II.
Mujer invencible, corazón de piedra, encantadora y terrible criatura, he asistido á tus funerales.
Te he vencido en generosidad. ¡Tú fuiste siempre implacable para mí! ¡Yo te he visto vencida por la muerte..., y he llorado!
¿Qué era ya de tu orgullo, de tu coquetería, de tu soberbia?
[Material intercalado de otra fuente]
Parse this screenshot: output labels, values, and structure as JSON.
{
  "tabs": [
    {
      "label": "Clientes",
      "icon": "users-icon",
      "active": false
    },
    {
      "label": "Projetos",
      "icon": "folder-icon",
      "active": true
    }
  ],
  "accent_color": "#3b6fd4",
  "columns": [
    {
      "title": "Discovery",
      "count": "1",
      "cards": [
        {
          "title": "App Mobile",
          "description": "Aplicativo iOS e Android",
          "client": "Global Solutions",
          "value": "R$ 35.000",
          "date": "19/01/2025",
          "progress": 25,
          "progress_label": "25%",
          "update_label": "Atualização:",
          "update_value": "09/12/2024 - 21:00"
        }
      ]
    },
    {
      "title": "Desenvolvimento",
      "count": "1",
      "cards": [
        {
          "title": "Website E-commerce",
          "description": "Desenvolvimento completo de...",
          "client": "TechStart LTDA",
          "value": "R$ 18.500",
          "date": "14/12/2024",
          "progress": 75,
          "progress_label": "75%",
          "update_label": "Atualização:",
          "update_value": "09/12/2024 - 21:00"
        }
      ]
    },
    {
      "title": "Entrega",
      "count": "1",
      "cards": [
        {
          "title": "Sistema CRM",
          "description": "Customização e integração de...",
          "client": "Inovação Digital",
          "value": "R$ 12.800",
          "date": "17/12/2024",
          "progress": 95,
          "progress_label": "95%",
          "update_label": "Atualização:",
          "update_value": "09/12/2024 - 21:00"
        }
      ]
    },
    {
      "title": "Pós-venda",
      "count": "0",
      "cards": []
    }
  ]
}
¡Allí estabas sin poder ninguno sobre mí, roca inexpugnable! Podía engreirme en tu sepulcro..., y arrojé en él una flor.
Pero ahora me engrío.—¡Ah! ¡Cómo he triunfado de tu esquivez! Ya no te deseo; ya no me atormenta tu imagen. Tú has dado por mí el salto de Léucades, y he curado de tu amor.
Horas enteras te he estado viendo tendida en el ataud. Estabas tan desarmada por la muerte, que te compadecí.—¡Oh! mi compasión te hubiera matado, si ya no estuvieras muerta!... ¡Yo, compasión de tí, reina mía!—Sí, la tuve.
Estabas fea, asquerosa..., y te dejé.
A mi regreso á casa, ví en el balcón á Dolores, y la saludé tiernamente... Me acordé de tí... y—¡óyelo!—suspiré de nuevo.